I urge you to publicly support the use of reconciliation to pass a health care reform package through the Senate, in concert with the House, which includes a Medicare buy-in plan or other public option.

Thank you,

-My Name


I really don't understand how Rockefeller of all people could come out against the PO (0.00 / 0)
It's like Tom Tancredo coming out and saying that our country could use a lot more immigrants from Mexico to diversify and enrich our national identity.

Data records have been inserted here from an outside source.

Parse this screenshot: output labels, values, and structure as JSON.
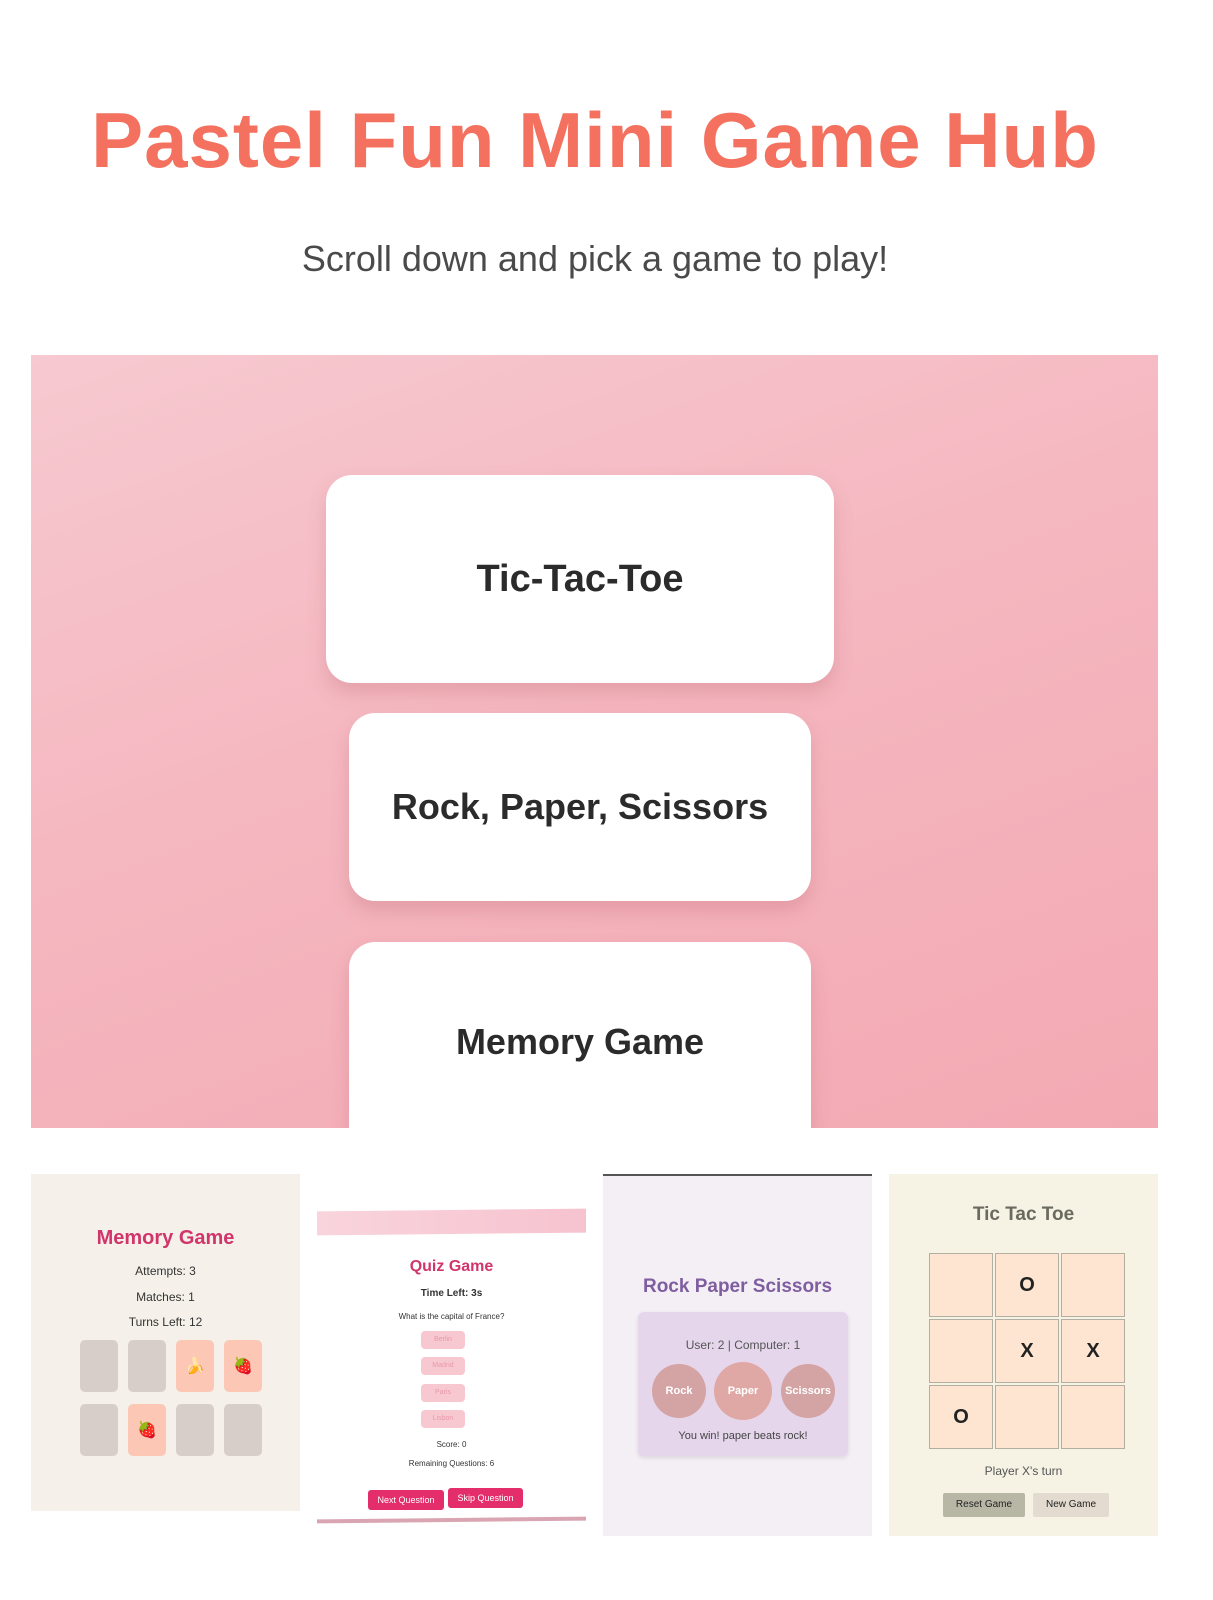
{
  "header": {
    "title": "Pastel Fun Mini Game Hub",
    "subtitle": "Scroll down and pick a game to play!"
  },
  "menu": {
    "cards": [
      "Tic-Tac-Toe",
      "Rock, Paper, Scissors",
      "Memory Game"
    ]
  },
  "colors": {
    "title": "#f4715f",
    "hero_gradient_start": "#f7c9d0",
    "hero_gradient_end": "#f3a9b2",
    "accent_pink": "#d1356b",
    "rps_purple": "#7f5ea0"
  },
  "memory": {
    "title": "Memory Game",
    "attempts": "Attempts: 3",
    "matches": "Matches: 1",
    "turns_left": "Turns Left: 12",
    "tiles": [
      "",
      "",
      "🍌",
      "🍓",
      "",
      "🍓",
      "",
      ""
    ]
  },
  "quiz": {
    "title": "Quiz Game",
    "timer": "Time Left: 3s",
    "question": "What is the capital of France?",
    "options": [
      "Berlin",
      "Madrid",
      "Paris",
      "Lisbon"
    ],
    "score": "Score: 0",
    "remaining": "Remaining Questions: 6",
    "next_label": "Next Question",
    "skip_label": "Skip Question"
  },
  "rps": {
    "title": "Rock Paper Scissors",
    "score": "User: 2 | Computer: 1",
    "buttons": [
      "Rock",
      "Paper",
      "Scissors"
    ],
    "result": "You win! paper beats rock!"
  },
  "tictactoe": {
    "title": "Tic Tac Toe",
    "board": [
      "",
      "O",
      "",
      "",
      "X",
      "X",
      "O",
      "",
      ""
    ],
    "status": "Player X's turn",
    "reset_label": "Reset Game",
    "new_label": "New Game"
  }
}
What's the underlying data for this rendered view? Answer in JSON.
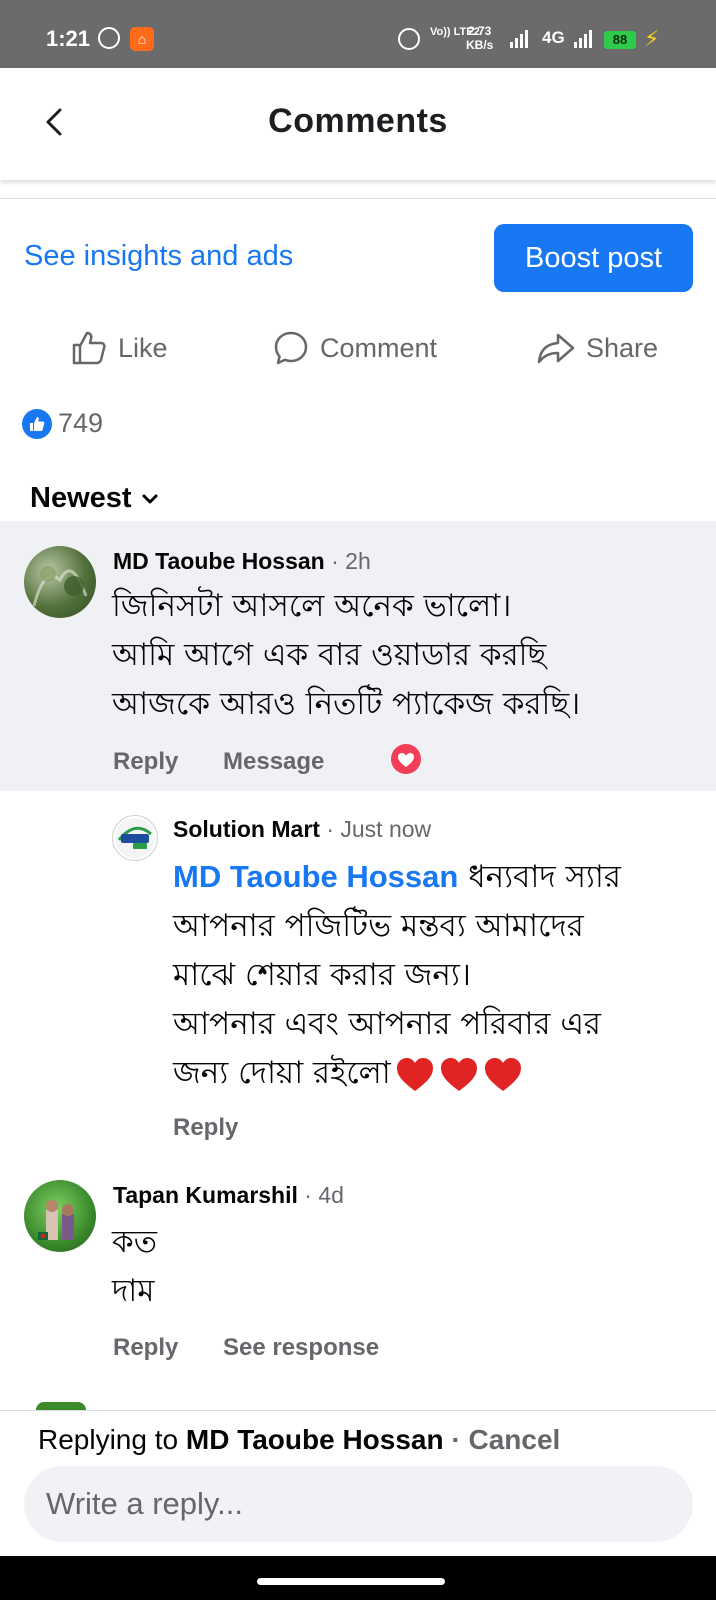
{
  "status_bar": {
    "time": "1:21",
    "volte": "Vo)) LTE2",
    "speed_value": "2.73",
    "speed_unit": "KB/s",
    "network": "4G",
    "battery": "88",
    "whatsapp_icon": "whatsapp-icon",
    "app_icon": "app-notification-icon"
  },
  "header": {
    "title": "Comments",
    "back_icon": "back-arrow-icon"
  },
  "insights": {
    "link_label": "See insights and ads",
    "boost_label": "Boost post",
    "boost_color": "#1877f2"
  },
  "actions": {
    "like_label": "Like",
    "comment_label": "Comment",
    "share_label": "Share"
  },
  "reactions": {
    "count": "749",
    "icon": "like-reaction-icon"
  },
  "sort": {
    "label": "Newest",
    "icon": "chevron-down-icon"
  },
  "comments": [
    {
      "author": "MD Taoube Hossan",
      "time": "· 2h",
      "lines": [
        "জিনিসটা আসলে অনেক ভালো।",
        "আমি আগে এক বার ওয়াডার করছি",
        "আজকে আরও নিতটি প্যাকেজ করছি।"
      ],
      "reply_label": "Reply",
      "message_label": "Message",
      "reaction_count": "1",
      "reaction_icon": "love-reaction-icon",
      "highlight_color": "#eff1f4"
    },
    {
      "author": "Solution Mart",
      "time": "· Just now",
      "mention": "MD Taoube Hossan",
      "line1_rest": "ধন্যবাদ স্যার",
      "lines": [
        "আপনার পজিটিভ মন্তব্য আমাদের",
        "মাঝে শেয়ার করার জন্য।",
        "আপনার এবং আপনার পরিবার এর",
        "জন্য দোয়া রইলো"
      ],
      "reply_label": "Reply",
      "avatar_text": "SOLUTION MART"
    },
    {
      "author": "Tapan Kumarshil",
      "time": "· 4d",
      "lines": [
        "কত",
        "দাম"
      ],
      "reply_label": "Reply",
      "response_label": "See response"
    }
  ],
  "composer": {
    "replying_prefix": "Replying to",
    "replying_name": "MD Taoube Hossan",
    "separator": "·",
    "cancel_label": "Cancel",
    "placeholder": "Write a reply..."
  }
}
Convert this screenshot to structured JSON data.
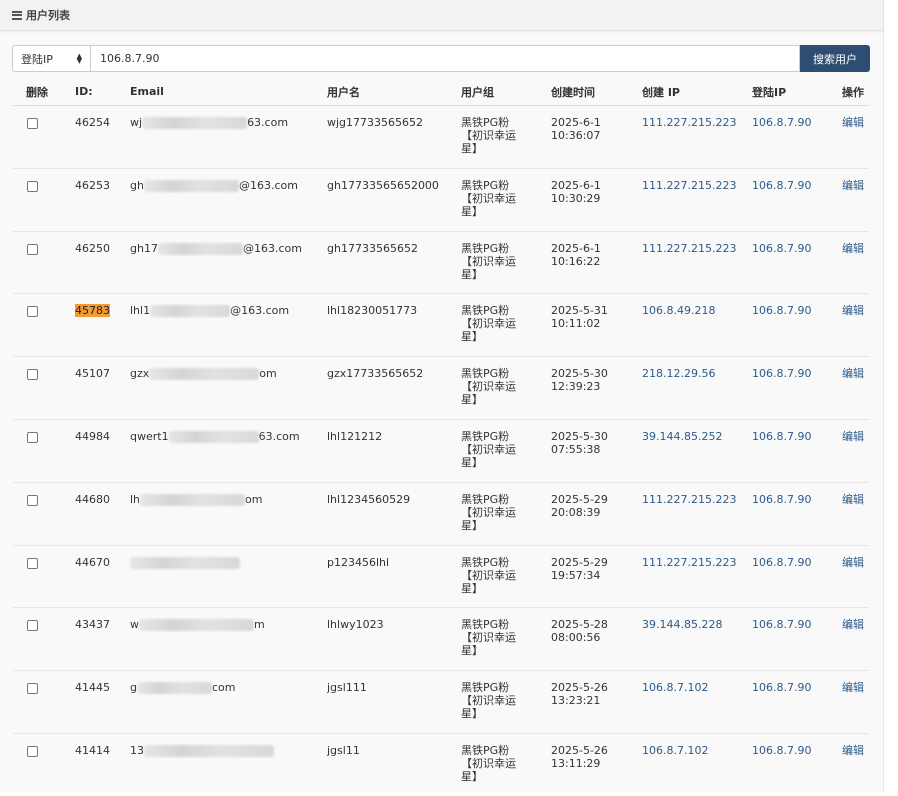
{
  "header": {
    "title": "用户列表"
  },
  "search": {
    "select_value": "登陆IP",
    "input_value": "106.8.7.90",
    "button_label": "搜索用户"
  },
  "table": {
    "headers": [
      "删除",
      "ID:",
      "Email",
      "用户名",
      "用户组",
      "创建时间",
      "创建 IP",
      "登陆IP",
      "操作"
    ],
    "rows": [
      {
        "id": "46254",
        "email_pre": "wj",
        "email_post": "63.com",
        "username": "wjg17733565652",
        "group": "黑铁PG粉\n【初识幸运\n星】",
        "time": "2025-6-1\n10:36:07",
        "create_ip": "111.227.215.223",
        "login_ip": "106.8.7.90",
        "action": "编辑"
      },
      {
        "id": "46253",
        "email_pre": "gh",
        "email_post": "@163.com",
        "username": "gh17733565652000",
        "group": "黑铁PG粉\n【初识幸运\n星】",
        "time": "2025-6-1\n10:30:29",
        "create_ip": "111.227.215.223",
        "login_ip": "106.8.7.90",
        "action": "编辑"
      },
      {
        "id": "46250",
        "email_pre": "gh17",
        "email_post": "@163.com",
        "username": "gh17733565652",
        "group": "黑铁PG粉\n【初识幸运\n星】",
        "time": "2025-6-1\n10:16:22",
        "create_ip": "111.227.215.223",
        "login_ip": "106.8.7.90",
        "action": "编辑"
      },
      {
        "id": "45783",
        "email_pre": "lhl1",
        "email_post": "@163.com",
        "username": "lhl18230051773",
        "group": "黑铁PG粉\n【初识幸运\n星】",
        "time": "2025-5-31\n10:11:02",
        "create_ip": "106.8.49.218",
        "login_ip": "106.8.7.90",
        "action": "编辑",
        "highlight": true
      },
      {
        "id": "45107",
        "email_pre": "gzx",
        "email_post": "om",
        "username": "gzx17733565652",
        "group": "黑铁PG粉\n【初识幸运\n星】",
        "time": "2025-5-30\n12:39:23",
        "create_ip": "218.12.29.56",
        "login_ip": "106.8.7.90",
        "action": "编辑"
      },
      {
        "id": "44984",
        "email_pre": "qwert1",
        "email_post": "63.com",
        "username": "lhl121212",
        "group": "黑铁PG粉\n【初识幸运\n星】",
        "time": "2025-5-30\n07:55:38",
        "create_ip": "39.144.85.252",
        "login_ip": "106.8.7.90",
        "action": "编辑"
      },
      {
        "id": "44680",
        "email_pre": "lh",
        "email_post": "om",
        "username": "lhl1234560529",
        "group": "黑铁PG粉\n【初识幸运\n星】",
        "time": "2025-5-29\n20:08:39",
        "create_ip": "111.227.215.223",
        "login_ip": "106.8.7.90",
        "action": "编辑"
      },
      {
        "id": "44670",
        "email_pre": "",
        "email_post": "",
        "username": "p123456lhl",
        "group": "黑铁PG粉\n【初识幸运\n星】",
        "time": "2025-5-29\n19:57:34",
        "create_ip": "111.227.215.223",
        "login_ip": "106.8.7.90",
        "action": "编辑"
      },
      {
        "id": "43437",
        "email_pre": "w",
        "email_post": "m",
        "username": "lhlwy1023",
        "group": "黑铁PG粉\n【初识幸运\n星】",
        "time": "2025-5-28\n08:00:56",
        "create_ip": "39.144.85.228",
        "login_ip": "106.8.7.90",
        "action": "编辑"
      },
      {
        "id": "41445",
        "email_pre": "g",
        "email_post": "com",
        "username": "jgsl111",
        "group": "黑铁PG粉\n【初识幸运\n星】",
        "time": "2025-5-26\n13:23:21",
        "create_ip": "106.8.7.102",
        "login_ip": "106.8.7.90",
        "action": "编辑"
      },
      {
        "id": "41414",
        "email_pre": "13",
        "email_post": "",
        "username": "jgsl11",
        "group": "黑铁PG粉\n【初识幸运\n星】",
        "time": "2025-5-26\n13:11:29",
        "create_ip": "106.8.7.102",
        "login_ip": "106.8.7.90",
        "action": "编辑"
      }
    ]
  },
  "colors": {
    "primary_button": "#2d4e72",
    "link": "#2d5a8a",
    "highlight": "#f39c34"
  }
}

If this was a case of villain duty then the People in Charge made a poor choice, and should've gone with the regular anti-Public Option standbys like Ben Nelson, or with a fresher face like Tom Carper or Mark Pryor or something.  Rockefeller was a vocal and unflagging champion of the public option when he had no political incentive to be so.  There's nothing to suggest that he was insincere in his support and this about-face is not only confusing but unconvincing.